This week in the News: March 8, 2009
Two brothers recently discovered what is believed to be the oldest preserved spider web. They found the web encased in amber resin on a beach in southeastern England. From evidence gathered so far, they think that the surrounding pine trees caught fire, oozed out their thick sap, and covered the web where it hung. Later, the resin hardened and the spider silk became fossilized. Oxford University scientists have been busy analyzing the find, and they estimate that the web was built about 140 million years ago.
This discovery proves that web-weaving spiders, one of nature's most amazing engineers, have lived and thrived for a very long time. Not only are their webs extraordinary constructions, but this naturally made protein fiber is one of the strongest materials on Earth. In fact, the tensile strength of spider silk is superior to human-made high-grade steel.
Perhaps it is little wonder that nature's designs tend to be better than human designs. After all, nature has spent millions of years in research and development for its proven technologies, while modern humans have only been at it for a few thousand years. Today, humans are taking fresh new look at how nature does things. Through a growing practice called "biomimicry," people are developing innovations inspired by nature.
In this lesson, you will explore a variety of engineering fields to get a better idea of what different types of engineers do and what kinds of problems they solve. Then, you will take a closer look at biomimicry and think about ways that human designs could benefit from nature-inspired improvements.
Start your exploration at Discover Engineering, which will introduce you to what engineering is about and give you an overview of its career diversity.
Click to the Whats Engineering section to get a better understanding of what engineers actually do. As you will discover, engineering is different from science. As you browse through the Career Facts, you will learn about the key characteristics most engineering careers share.
Read the introduction in Career Profiles, and then select a career from the side menu to begin exploring the breadth of this job title. Careers include Aerospace Engineering, Audio Engineering, Ceramics and Materials Engineering, Environmental Engineering, Nuclear Engineering, and many more. As you review these career overviews, make a list of career categories that sound the most interesting to you. What exactly do you like about the ones you picked?
Now move on to the Video Activities section. Watch each video showing examples of Engineers for a Sustainable World, Computer Designers, and The Amazing Solar Decathlon. Make sure you have headphones or speakers turned on to listen during the videos; there is no closed captioning. To move from one Video Activity to the next, you will need to click on the Video Activities tab to close and then re-open the section to pick the next one from the list. As you watch each video, think about how the teams approached each problem to solve. For each project, make a list of factors that the team had to consider.
If possible, you may also want to play Power Up—The Game to get the engineer part of your brain really pumping. However, your teacher or technology administrator will need to download the game onto the school's computer and set it up so you can play online. This is a free online multiplayer game where you will meet expert engineer characters and explore the ways these engineers design and build systems to produce energy. Taking on the role of engineers, you will actively work with other players to create solutions.
Now that you have a good idea of how humans solve problems, visit the Biomimicry Institute to review some Case Studies about how nature's problem solving can teach humans some new tricks. Hover over each image on the right to read about each featured case. For example, read how the study of kingfishers can help improve transportation, and how humpback whales can teach us how to improve wind power technologies. You can also download and print the PDF for ideas when you complete your newspaper activity.

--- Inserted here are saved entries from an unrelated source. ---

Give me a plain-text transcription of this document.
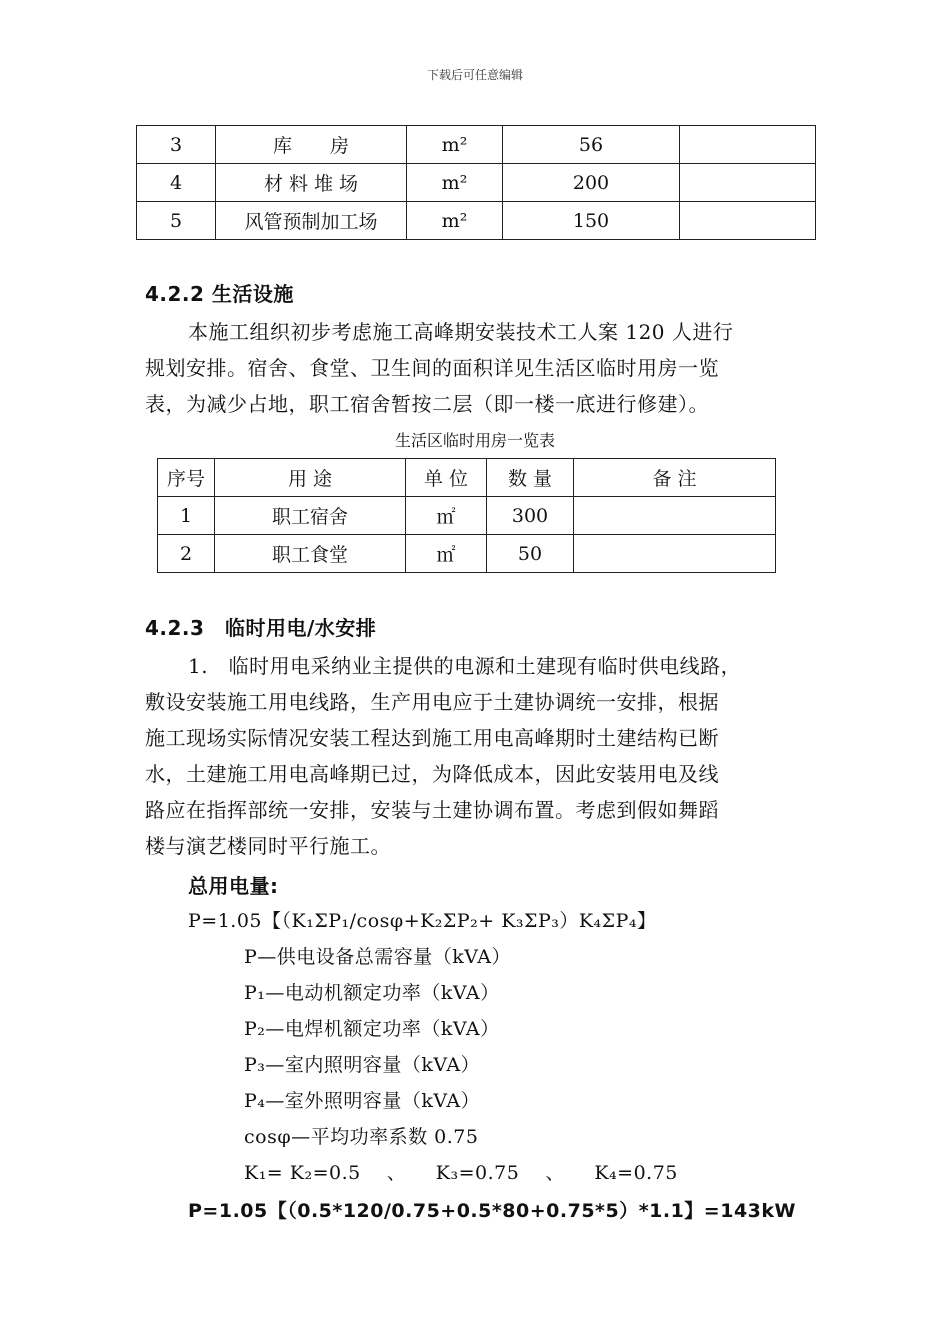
下载后可任意编辑
3	库　　房	m²	56	
4	材 料 堆 场	m²	200	
5	风管预制加工场	m²	150	
4.2.2 生活设施
本施工组织初步考虑施工高峰期安装技术工人案 120 人进行
规划安排。宿舍、食堂、卫生间的面积详见生活区临时用房一览
表，为减少占地，职工宿舍暂按二层（即一楼一底进行修建）。
生活区临时用房一览表
序号	用 途	单 位	数 量	备 注
1	职工宿舍	㎡	300	
2	职工食堂	㎡	50	
4.2.3　临时用电/水安排
1.　临时用电采纳业主提供的电源和土建现有临时供电线路，
敷设安装施工用电线路，生产用电应于土建协调统一安排，根据
施工现场实际情况安装工程达到施工用电高峰期时土建结构已断
水，土建施工用电高峰期已过，为降低成本，因此安装用电及线
路应在指挥部统一安排，安装与土建协调布置。考虑到假如舞蹈
楼与演艺楼同时平行施工。
总用电量:
P=1.05【（K₁ΣP₁/cosφ+K₂ΣP₂+ K₃ΣP₃）K₄ΣP₄】
P—供电设备总需容量（kVA）
P₁—电动机额定功率（kVA）
P₂—电焊机额定功率（kVA）
P₃—室内照明容量（kVA）
P₄—室外照明容量（kVA）
cosφ—平均功率系数 0.75
K₁= K₂=0.5　 、　　K₃=0.75　 、　　K₄=0.75
P=1.05【（0.5*120/0.75+0.5*80+0.75*5）*1.1】=143kW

Continue your investigation of biomimicry at the institute's interactive site, where you can Ask Nature how it goes about solving problems. Read the overview that explains, What is Biomimicry? If you have time, watch and listen to the 24-minute video. The speaker is Janine Benyus, who wrote the first book on Biomimicry in 1997 and founded the Biomimicry Institute.
Find more case studies of nature-inspiring innovation by browsing the Biomimicry Taxonomy. Read What is the biomimicry taxonomy? As this explanation clarifies, finding solutions to problems sometimes requires thinking about them from a different angle. The Site Tutorial can help you use the search features on the site. Make sure to either browse through the Biomimicry Taxonomy or do a specific search to get an idea of how information is categorized and presented. The blue mussel, for example, produces sticky proteins that serve as glue to help it adhere to wet surfaces. For each entry you browse to, read the overview, the excerpt (which may include a video), learn more about the Inspiring Organism, and review the Bioinspired Products and Application Ideas. Get familiar with the taxonomy and search tools for later use.
Use The Sacramento Bee to find a news article, feature story, or photograph that provides information about an engineered design. The design should relate to one of the career fields you found interesting at the Discover Engineering website. Think about how this design could be improved with lessons from nature. Review the biomimicry case studies to help you think creatively about how to view the design challenge from different angles. Use the Biomimicry Taxonomy to look for ideas. You may think of other possibilities on your own. You will not build and test your design, so whether your design actually works is less important than your creativity and finding inspiration in nature. Once you have come up with one good idea, take your idea to the drawing board. Sketch out how the human-made design works now, and then draw a second illustration showing how the design could be improved by an example in nature. Ask your teacher about what level of detail he or she wants you to research and include. Present your nature-inspired innovation to classmates for discussion.